Il Cocoricò riaccende la musica. "Abbiamo pagato il conto"

Intervista a De Meis. Dopo la morte del 16enne, la discoteca riaprirà il 7 dicembre

Fabrizio De Meis

Fabrizio De Meis

Rimini, 7 novembre 2015 - La piramide si riaccende. Ma quando parla della riapertura del suo Cocoricò, Fabrizio De Meis non abbozza un sorriso. La morte di un ragazzo, settimane passate nell’occhio del ciclone e una lunga chiusura ‘punitiva’. Troppo per pensare al domani con serenità, anche quando il peggio sembra passato. Tanto da avere la tentazione di spegnere per sempre la musica.

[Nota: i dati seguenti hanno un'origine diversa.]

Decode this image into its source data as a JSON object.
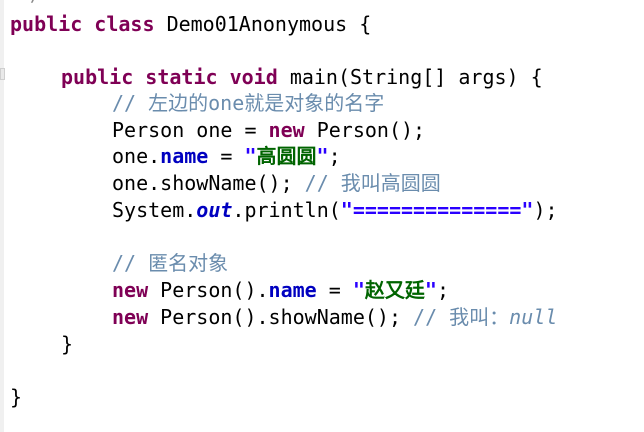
{
  "code": {
    "prev_line_fragment": "/",
    "line_class": {
      "kw_public": "public",
      "kw_class": "class",
      "class_name": "Demo01Anonymous",
      "brace": "{"
    },
    "line_main": {
      "kw_public": "public",
      "kw_static": "static",
      "kw_void": "void",
      "signature": "main(String[] args) {"
    },
    "line_comment1": "// 左边的one就是对象的名字",
    "line_decl": {
      "type_and_var": "Person one = ",
      "kw_new": "new",
      "ctor": "Person();"
    },
    "line_assign1": {
      "obj": "one.",
      "field": "name",
      "op": " = ",
      "quote_open": "\"",
      "value": "高圆圆",
      "quote_close": "\"",
      "semi": ";"
    },
    "line_call1": {
      "code": "one.showName(); ",
      "comment": "// 我叫高圆圆"
    },
    "line_print": {
      "prefix": "System.",
      "field": "out",
      "method": ".println(",
      "string": "\"==============\"",
      "suffix": ");"
    },
    "line_comment2": "// 匿名对象",
    "line_anon1": {
      "kw_new": "new",
      "ctor": " Person().",
      "field": "name",
      "op": " = ",
      "quote_open": "\"",
      "value": "赵又廷",
      "quote_close": "\"",
      "semi": ";"
    },
    "line_anon2": {
      "kw_new": "new",
      "call": " Person().showName(); ",
      "comment": "// 我叫：",
      "comment_null": "null"
    },
    "close_method": "}",
    "close_class": "}"
  },
  "colors": {
    "keyword": "#7f0055",
    "comment": "#6a8cad",
    "string": "#2a00ff",
    "field": "#0000c0",
    "chinese_string": "#006400"
  }
}
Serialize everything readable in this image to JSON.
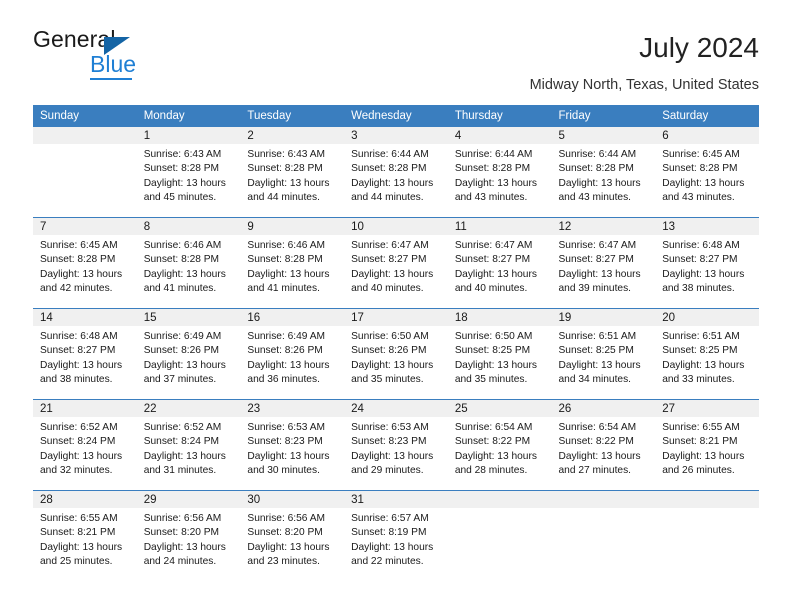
{
  "logo": {
    "word_one": "General",
    "word_two": "Blue",
    "triangle_color": "#1464a5",
    "blue_color": "#1f7fd4"
  },
  "header": {
    "title": "July 2024",
    "subtitle": "Midway North, Texas, United States"
  },
  "theme": {
    "header_bg": "#3a7ebf",
    "daynum_bg": "#f0f0f0",
    "cell_bg": "#ffffff",
    "text": "#1a1a1a"
  },
  "weekdays": [
    "Sunday",
    "Monday",
    "Tuesday",
    "Wednesday",
    "Thursday",
    "Friday",
    "Saturday"
  ],
  "weeks": [
    [
      {
        "day": "",
        "sunrise": "",
        "sunset": "",
        "daylight_1": "",
        "daylight_2": ""
      },
      {
        "day": "1",
        "sunrise": "Sunrise: 6:43 AM",
        "sunset": "Sunset: 8:28 PM",
        "daylight_1": "Daylight: 13 hours",
        "daylight_2": "and 45 minutes."
      },
      {
        "day": "2",
        "sunrise": "Sunrise: 6:43 AM",
        "sunset": "Sunset: 8:28 PM",
        "daylight_1": "Daylight: 13 hours",
        "daylight_2": "and 44 minutes."
      },
      {
        "day": "3",
        "sunrise": "Sunrise: 6:44 AM",
        "sunset": "Sunset: 8:28 PM",
        "daylight_1": "Daylight: 13 hours",
        "daylight_2": "and 44 minutes."
      },
      {
        "day": "4",
        "sunrise": "Sunrise: 6:44 AM",
        "sunset": "Sunset: 8:28 PM",
        "daylight_1": "Daylight: 13 hours",
        "daylight_2": "and 43 minutes."
      },
      {
        "day": "5",
        "sunrise": "Sunrise: 6:44 AM",
        "sunset": "Sunset: 8:28 PM",
        "daylight_1": "Daylight: 13 hours",
        "daylight_2": "and 43 minutes."
      },
      {
        "day": "6",
        "sunrise": "Sunrise: 6:45 AM",
        "sunset": "Sunset: 8:28 PM",
        "daylight_1": "Daylight: 13 hours",
        "daylight_2": "and 43 minutes."
      }
    ],
    [
      {
        "day": "7",
        "sunrise": "Sunrise: 6:45 AM",
        "sunset": "Sunset: 8:28 PM",
        "daylight_1": "Daylight: 13 hours",
        "daylight_2": "and 42 minutes."
      },
      {
        "day": "8",
        "sunrise": "Sunrise: 6:46 AM",
        "sunset": "Sunset: 8:28 PM",
        "daylight_1": "Daylight: 13 hours",
        "daylight_2": "and 41 minutes."
      },
      {
        "day": "9",
        "sunrise": "Sunrise: 6:46 AM",
        "sunset": "Sunset: 8:28 PM",
        "daylight_1": "Daylight: 13 hours",
        "daylight_2": "and 41 minutes."
      },
      {
        "day": "10",
        "sunrise": "Sunrise: 6:47 AM",
        "sunset": "Sunset: 8:27 PM",
        "daylight_1": "Daylight: 13 hours",
        "daylight_2": "and 40 minutes."
      },
      {
        "day": "11",
        "sunrise": "Sunrise: 6:47 AM",
        "sunset": "Sunset: 8:27 PM",
        "daylight_1": "Daylight: 13 hours",
        "daylight_2": "and 40 minutes."
      },
      {
        "day": "12",
        "sunrise": "Sunrise: 6:47 AM",
        "sunset": "Sunset: 8:27 PM",
        "daylight_1": "Daylight: 13 hours",
        "daylight_2": "and 39 minutes."
      },
      {
        "day": "13",
        "sunrise": "Sunrise: 6:48 AM",
        "sunset": "Sunset: 8:27 PM",
        "daylight_1": "Daylight: 13 hours",
        "daylight_2": "and 38 minutes."
      }
    ],
    [
      {
        "day": "14",
        "sunrise": "Sunrise: 6:48 AM",
        "sunset": "Sunset: 8:27 PM",
        "daylight_1": "Daylight: 13 hours",
        "daylight_2": "and 38 minutes."
      },
      {
        "day": "15",
        "sunrise": "Sunrise: 6:49 AM",
        "sunset": "Sunset: 8:26 PM",
        "daylight_1": "Daylight: 13 hours",
        "daylight_2": "and 37 minutes."
      },
      {
        "day": "16",
        "sunrise": "Sunrise: 6:49 AM",
        "sunset": "Sunset: 8:26 PM",
        "daylight_1": "Daylight: 13 hours",
        "daylight_2": "and 36 minutes."
      },
      {
        "day": "17",
        "sunrise": "Sunrise: 6:50 AM",
        "sunset": "Sunset: 8:26 PM",
        "daylight_1": "Daylight: 13 hours",
        "daylight_2": "and 35 minutes."
      },
      {
        "day": "18",
        "sunrise": "Sunrise: 6:50 AM",
        "sunset": "Sunset: 8:25 PM",
        "daylight_1": "Daylight: 13 hours",
        "daylight_2": "and 35 minutes."
      },
      {
        "day": "19",
        "sunrise": "Sunrise: 6:51 AM",
        "sunset": "Sunset: 8:25 PM",
        "daylight_1": "Daylight: 13 hours",
        "daylight_2": "and 34 minutes."
      },
      {
        "day": "20",
        "sunrise": "Sunrise: 6:51 AM",
        "sunset": "Sunset: 8:25 PM",
        "daylight_1": "Daylight: 13 hours",
        "daylight_2": "and 33 minutes."
      }
    ],
    [
      {
        "day": "21",
        "sunrise": "Sunrise: 6:52 AM",
        "sunset": "Sunset: 8:24 PM",
        "daylight_1": "Daylight: 13 hours",
        "daylight_2": "and 32 minutes."
      },
      {
        "day": "22",
        "sunrise": "Sunrise: 6:52 AM",
        "sunset": "Sunset: 8:24 PM",
        "daylight_1": "Daylight: 13 hours",
        "daylight_2": "and 31 minutes."
      },
      {
        "day": "23",
        "sunrise": "Sunrise: 6:53 AM",
        "sunset": "Sunset: 8:23 PM",
        "daylight_1": "Daylight: 13 hours",
        "daylight_2": "and 30 minutes."
      },
      {
        "day": "24",
        "sunrise": "Sunrise: 6:53 AM",
        "sunset": "Sunset: 8:23 PM",
        "daylight_1": "Daylight: 13 hours",
        "daylight_2": "and 29 minutes."
      },
      {
        "day": "25",
        "sunrise": "Sunrise: 6:54 AM",
        "sunset": "Sunset: 8:22 PM",
        "daylight_1": "Daylight: 13 hours",
        "daylight_2": "and 28 minutes."
      },
      {
        "day": "26",
        "sunrise": "Sunrise: 6:54 AM",
        "sunset": "Sunset: 8:22 PM",
        "daylight_1": "Daylight: 13 hours",
        "daylight_2": "and 27 minutes."
      },
      {
        "day": "27",
        "sunrise": "Sunrise: 6:55 AM",
        "sunset": "Sunset: 8:21 PM",
        "daylight_1": "Daylight: 13 hours",
        "daylight_2": "and 26 minutes."
      }
    ],
    [
      {
        "day": "28",
        "sunrise": "Sunrise: 6:55 AM",
        "sunset": "Sunset: 8:21 PM",
        "daylight_1": "Daylight: 13 hours",
        "daylight_2": "and 25 minutes."
      },
      {
        "day": "29",
        "sunrise": "Sunrise: 6:56 AM",
        "sunset": "Sunset: 8:20 PM",
        "daylight_1": "Daylight: 13 hours",
        "daylight_2": "and 24 minutes."
      },
      {
        "day": "30",
        "sunrise": "Sunrise: 6:56 AM",
        "sunset": "Sunset: 8:20 PM",
        "daylight_1": "Daylight: 13 hours",
        "daylight_2": "and 23 minutes."
      },
      {
        "day": "31",
        "sunrise": "Sunrise: 6:57 AM",
        "sunset": "Sunset: 8:19 PM",
        "daylight_1": "Daylight: 13 hours",
        "daylight_2": "and 22 minutes."
      },
      {
        "day": "",
        "sunrise": "",
        "sunset": "",
        "daylight_1": "",
        "daylight_2": ""
      },
      {
        "day": "",
        "sunrise": "",
        "sunset": "",
        "daylight_1": "",
        "daylight_2": ""
      },
      {
        "day": "",
        "sunrise": "",
        "sunset": "",
        "daylight_1": "",
        "daylight_2": ""
      }
    ]
  ]
}
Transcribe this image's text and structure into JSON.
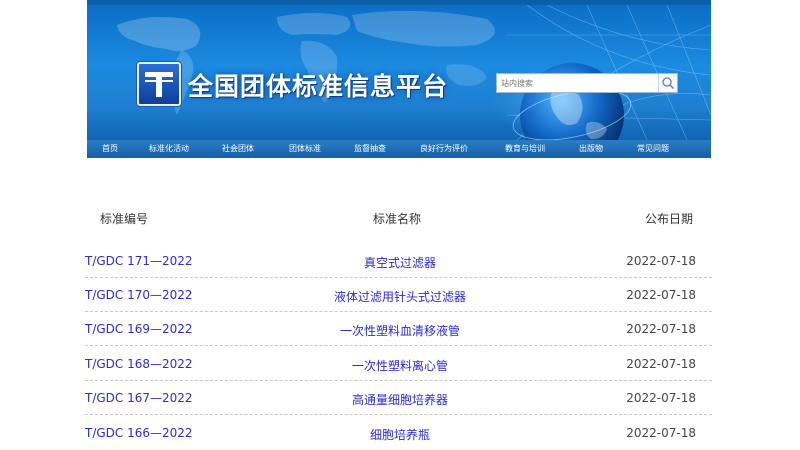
{
  "header": {
    "site_title": "全国团体标准信息平台",
    "search_placeholder": "站内搜索"
  },
  "nav": {
    "items": [
      {
        "label": "首页"
      },
      {
        "label": "标准化活动"
      },
      {
        "label": "社会团体"
      },
      {
        "label": "团体标准"
      },
      {
        "label": "监督抽查"
      },
      {
        "label": "良好行为评价"
      },
      {
        "label": "教育与培训"
      },
      {
        "label": "出版物"
      },
      {
        "label": "常见问题"
      }
    ]
  },
  "table": {
    "headers": {
      "code": "标准编号",
      "name": "标准名称",
      "date": "公布日期"
    },
    "rows": [
      {
        "code": "T/GDC 171—2022",
        "name": "真空式过滤器",
        "date": "2022-07-18"
      },
      {
        "code": "T/GDC 170—2022",
        "name": "液体过滤用针头式过滤器",
        "date": "2022-07-18"
      },
      {
        "code": "T/GDC 169—2022",
        "name": "一次性塑料血清移液管",
        "date": "2022-07-18"
      },
      {
        "code": "T/GDC 168—2022",
        "name": "一次性塑料离心管",
        "date": "2022-07-18"
      },
      {
        "code": "T/GDC 167—2022",
        "name": "高通量细胞培养器",
        "date": "2022-07-18"
      },
      {
        "code": "T/GDC 166—2022",
        "name": "细胞培养瓶",
        "date": "2022-07-18"
      }
    ]
  },
  "colors": {
    "link": "#2b2bd9",
    "nav_bg": "#1b6cb5",
    "banner_bg": "#1a86dc"
  }
}
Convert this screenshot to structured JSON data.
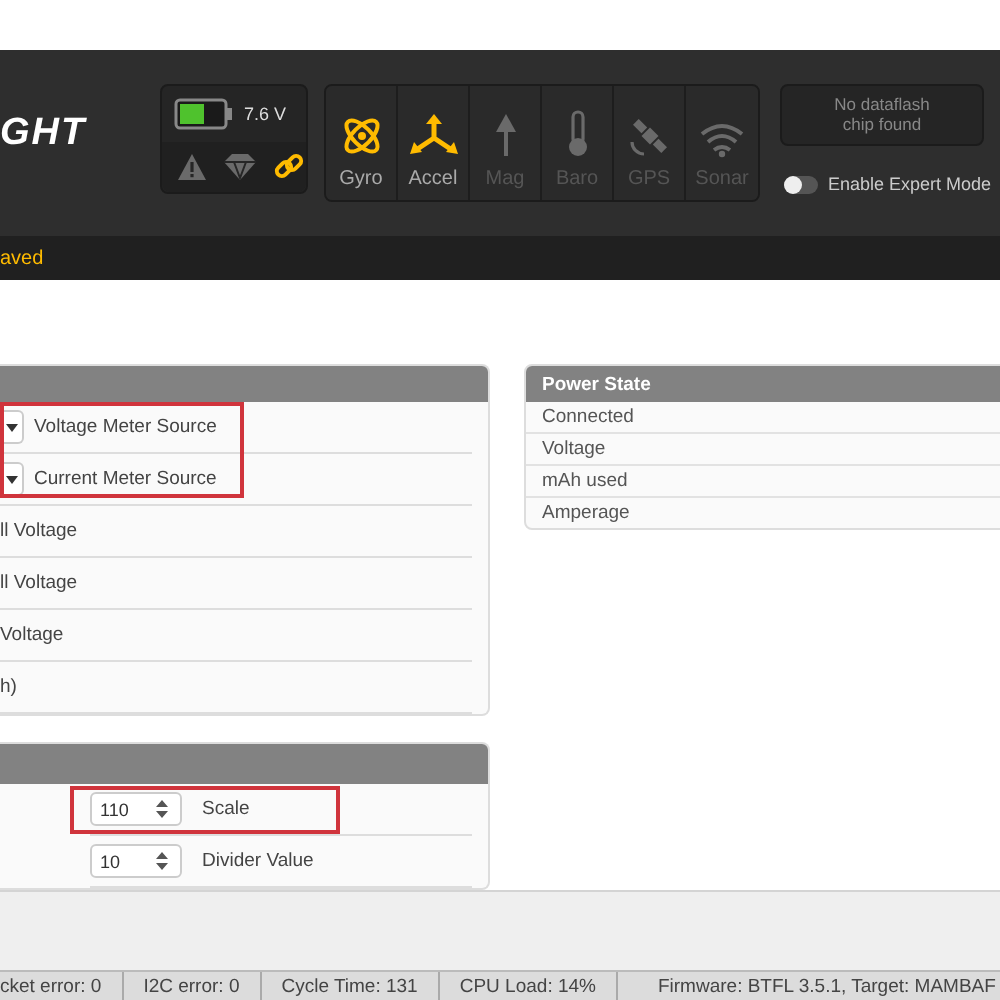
{
  "header": {
    "logo": "GHT",
    "battery": {
      "reading": "7.6 V"
    },
    "indicators": [
      {
        "kind": "warning",
        "on": false
      },
      {
        "kind": "failsafe",
        "on": false
      },
      {
        "kind": "link",
        "on": true
      }
    ],
    "sensors": [
      {
        "kind": "gyro",
        "label": "Gyro",
        "on": true
      },
      {
        "kind": "accel",
        "label": "Accel",
        "on": true
      },
      {
        "kind": "mag",
        "label": "Mag",
        "on": false
      },
      {
        "kind": "baro",
        "label": "Baro",
        "on": false
      },
      {
        "kind": "gps",
        "label": "GPS",
        "on": false
      },
      {
        "kind": "sonar",
        "label": "Sonar",
        "on": false
      }
    ],
    "dataflash_button": "No dataflash chip found",
    "expert_mode": {
      "label": "Enable Expert Mode",
      "on": false
    }
  },
  "notice": "aved",
  "left_panels": [
    {
      "groups": [
        {
          "highlighted": true,
          "rows": [
            {
              "kind": "select",
              "label": "Voltage Meter Source"
            },
            {
              "kind": "select",
              "label": "Current Meter Source"
            }
          ]
        },
        {
          "highlighted": false,
          "rows": [
            {
              "kind": "text",
              "label": "ll Voltage"
            },
            {
              "kind": "text",
              "label": "ll Voltage"
            },
            {
              "kind": "text",
              "label": "Voltage"
            },
            {
              "kind": "text",
              "label": "h)"
            }
          ]
        }
      ]
    },
    {
      "groups": [
        {
          "highlighted": true,
          "rows": [
            {
              "kind": "number",
              "value": "110",
              "label": "Scale"
            }
          ]
        },
        {
          "highlighted": false,
          "rows": [
            {
              "kind": "number",
              "value": "10",
              "label": "Divider Value"
            }
          ]
        }
      ]
    }
  ],
  "power_state": {
    "title": "Power State",
    "rows": [
      "Connected",
      "Voltage",
      "mAh used",
      "Amperage"
    ]
  },
  "status_bar": [
    "cket error: 0",
    "I2C error: 0",
    "Cycle Time: 131",
    "CPU Load: 14%",
    "Firmware: BTFL 3.5.1, Target: MAMBAF"
  ]
}
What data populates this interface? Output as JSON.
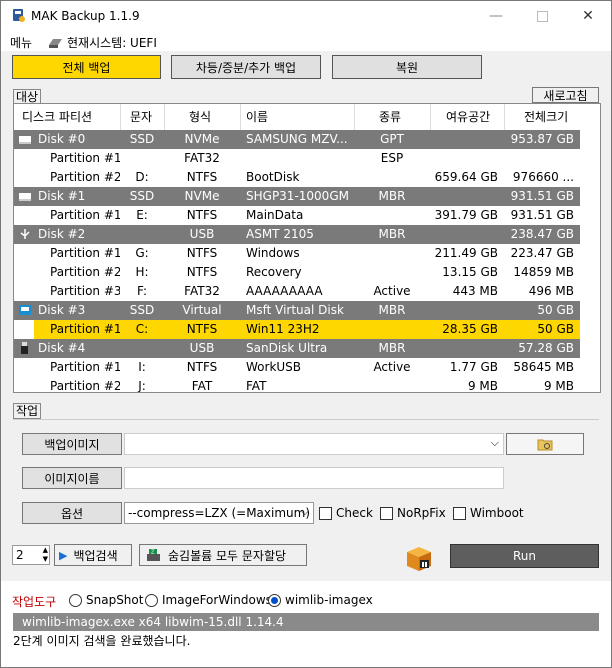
{
  "window": {
    "title": "MAK Backup 1.1.9"
  },
  "menu": {
    "menu_label": "메뉴",
    "system_label": "현재시스템: UEFI"
  },
  "modes": {
    "full_backup": "전체 백업",
    "incremental_backup": "차등/증분/추가 백업",
    "restore": "복원"
  },
  "target": {
    "group_label": "대상",
    "refresh_label": "새로고침"
  },
  "table": {
    "headers": [
      "디스크 파티션",
      "문자",
      "형식",
      "이름",
      "종류",
      "여유공간",
      "전체크기"
    ],
    "rows": [
      {
        "kind": "disk",
        "icon": "hdd-icon",
        "cells": [
          "Disk #0",
          "SSD",
          "NVMe",
          "SAMSUNG MZV...",
          "GPT",
          "",
          "953.87 GB"
        ]
      },
      {
        "kind": "part",
        "cells": [
          "Partition #1",
          "",
          "FAT32",
          "",
          "ESP",
          "",
          ""
        ]
      },
      {
        "kind": "part",
        "cells": [
          "Partition #2",
          "D:",
          "NTFS",
          "BootDisk",
          "",
          "659.64 GB",
          "976660 ..."
        ]
      },
      {
        "kind": "disk",
        "icon": "hdd-icon",
        "cells": [
          "Disk #1",
          "SSD",
          "NVMe",
          "SHGP31-1000GM",
          "MBR",
          "",
          "931.51 GB"
        ]
      },
      {
        "kind": "part",
        "cells": [
          "Partition #1",
          "E:",
          "NTFS",
          "MainData",
          "",
          "391.79 GB",
          "931.51 GB"
        ]
      },
      {
        "kind": "disk",
        "icon": "usb-icon",
        "cells": [
          "Disk #2",
          "",
          "USB",
          "ASMT 2105",
          "MBR",
          "",
          "238.47 GB"
        ]
      },
      {
        "kind": "part",
        "cells": [
          "Partition #1",
          "G:",
          "NTFS",
          "Windows",
          "",
          "211.49 GB",
          "223.47 GB"
        ]
      },
      {
        "kind": "part",
        "cells": [
          "Partition #2",
          "H:",
          "NTFS",
          "Recovery",
          "",
          "13.15 GB",
          "14859 MB"
        ]
      },
      {
        "kind": "part",
        "cells": [
          "Partition #3",
          "F:",
          "FAT32",
          "AAAAAAAAA",
          "Active",
          "443 MB",
          "496 MB"
        ]
      },
      {
        "kind": "disk",
        "icon": "virtual-disk-icon",
        "cells": [
          "Disk #3",
          "SSD",
          "Virtual",
          "Msft Virtual Disk",
          "MBR",
          "",
          "50 GB"
        ]
      },
      {
        "kind": "sel",
        "cells": [
          "Partition #1",
          "C:",
          "NTFS",
          "Win11 23H2",
          "",
          "28.35 GB",
          "50 GB"
        ]
      },
      {
        "kind": "disk",
        "icon": "usb-stick-icon",
        "cells": [
          "Disk #4",
          "",
          "USB",
          "SanDisk Ultra",
          "MBR",
          "",
          "57.28 GB"
        ]
      },
      {
        "kind": "part",
        "cells": [
          "Partition #1",
          "I:",
          "NTFS",
          "WorkUSB",
          "Active",
          "1.77 GB",
          "58645 MB"
        ]
      },
      {
        "kind": "part",
        "cells": [
          "Partition #2",
          "J:",
          "FAT",
          "FAT",
          "",
          "9 MB",
          "9 MB"
        ]
      }
    ]
  },
  "task": {
    "group_label": "작업",
    "backup_image_label": "백업이미지",
    "backup_image_value": "",
    "image_name_label": "이미지이름",
    "image_name_value": "",
    "options_label": "옵션",
    "compress_value": "--compress=LZX (=Maximum)",
    "check_label": "Check",
    "norpfix_label": "NoRpFix",
    "wimboot_label": "Wimboot",
    "count_value": "2",
    "search_label": "백업검색",
    "assign_label": "숨김볼륨 모두 문자할당",
    "run_label": "Run"
  },
  "tools": {
    "label": "작업도구",
    "options": [
      "SnapShot",
      "ImageForWindows",
      "wimlib-imagex"
    ],
    "selected": "wimlib-imagex",
    "status_line": "wimlib-imagex.exe x64 libwim-15.dll 1.14.4",
    "message": "2단계 이미지 검색을 완료했습니다."
  },
  "colors": {
    "accent_yellow": "#ffd700",
    "disk_row_gray": "#7a7a7a",
    "tool_label_red": "#c00000"
  }
}
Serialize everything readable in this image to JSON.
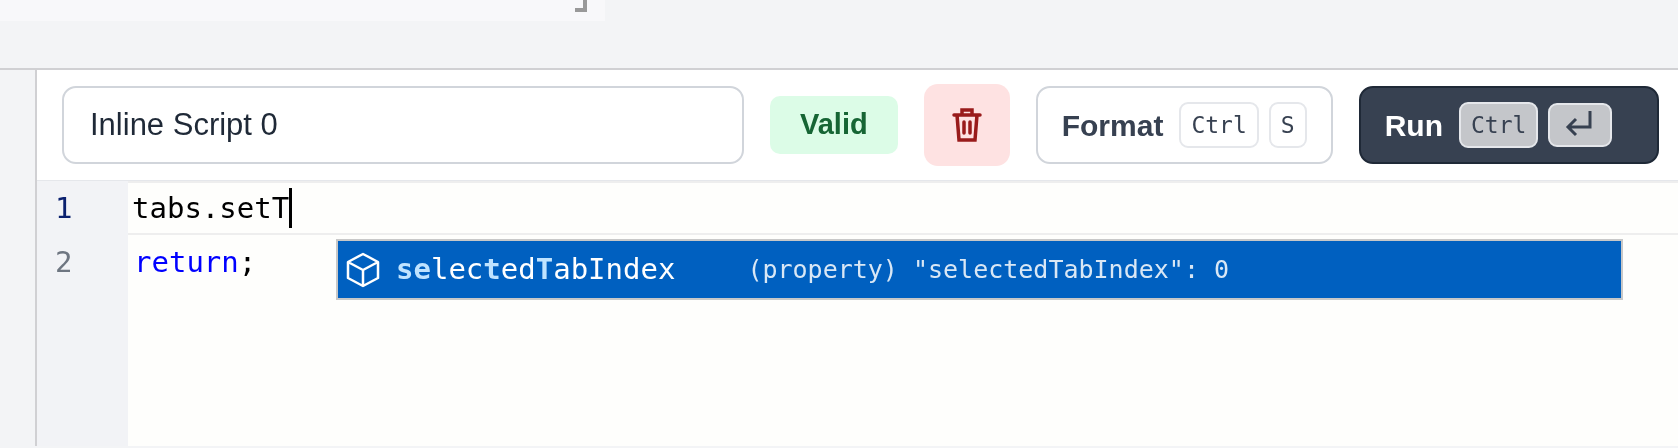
{
  "script_name": {
    "value": "Inline Script 0"
  },
  "status_badge": {
    "label": "Valid",
    "kind": "valid"
  },
  "format_button": {
    "label": "Format",
    "keys": [
      "Ctrl",
      "S"
    ]
  },
  "run_button": {
    "label": "Run",
    "keys": [
      "Ctrl"
    ]
  },
  "editor": {
    "lines": [
      {
        "number": "1",
        "current": true,
        "tokens": [
          {
            "text": "tabs.setT",
            "kind": "plain"
          }
        ]
      },
      {
        "number": "2",
        "current": false,
        "tokens": [
          {
            "text": "return",
            "kind": "keyword"
          },
          {
            "text": ";",
            "kind": "plain"
          }
        ]
      }
    ],
    "suggestions": [
      {
        "label": "**se**lec**t**ed**T**abIndex",
        "detail": "(property) \"selectedTabIndex\": 0",
        "selected": true
      }
    ]
  }
}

Cosa le ha fatto cambiare idea?

«Siamo cinque soci, ci siamo guardati in faccia e abbiamo deciso di riaprire il locale. E’ stata una decisione ponderata e comune. Adesso, però, cercheremo di rivolgerci alle autorità per capire quali sono gli interventi che potremmo mettere in campo».

Misure di sicurezza?

«Contatteremo chi di dovere per cercare di adottare tutte le indicazioni per migliorare. Se si può fare di più, lo faremo perché siamo intenzionati a proseguire la nostra battaglia alla droga».

Si è chiesto il perché di una punizione tanto severa?

«Credo che il Cocco abbia pagato per il suo passato, per quello che ha rappresentato nella sua storia. E in questo modo si è voluto dare un segnale forte ai giovani. Mi piace pensarla così e a questo punto mi auguro sia davvero così. Non si può morire per quella che i ragazzi considerano una ‘bravata’».

Il Cocco è un locale sicuro?

«Abbiamo misure di sicurezza all’avanguardia, ma si potrebbe fare molto di più. Se si potesse. Penso al tampone, uno strumento utile, ma non utilizzabile. Dobbiamo fare dei passi avanti. Quindici anni fa non avremmo mai pensato di vincere la battaglia contro le stragi del sabato sera. Gli alcoltest e i maggiori controlli hanno fatto ‘miracoli’. Serve la prevenzione, non atti di forza che spesso sono risultati inutili».

Quattro mesi di chiusura forzata e di incassi mancati. Cosa vi ha permesso di sopravvivere?

«Abbiamo trovato grande disponibilità da parte di tutti i fornitori che ci sono venuti incontro dilazionando i pagamenti. Questo ci ha permesso di sopravvivere om questi quattro mesi e di poter riaprire».

Cosa le resta di tutta questa brutta storia?

«Nei momenti di difficoltà ti rendi conto di essere solo. Rimane l’amarezza perché mi sarei aspettato più vicinanza da chi vive quotidianamente in questo mondo. Non c’è stata».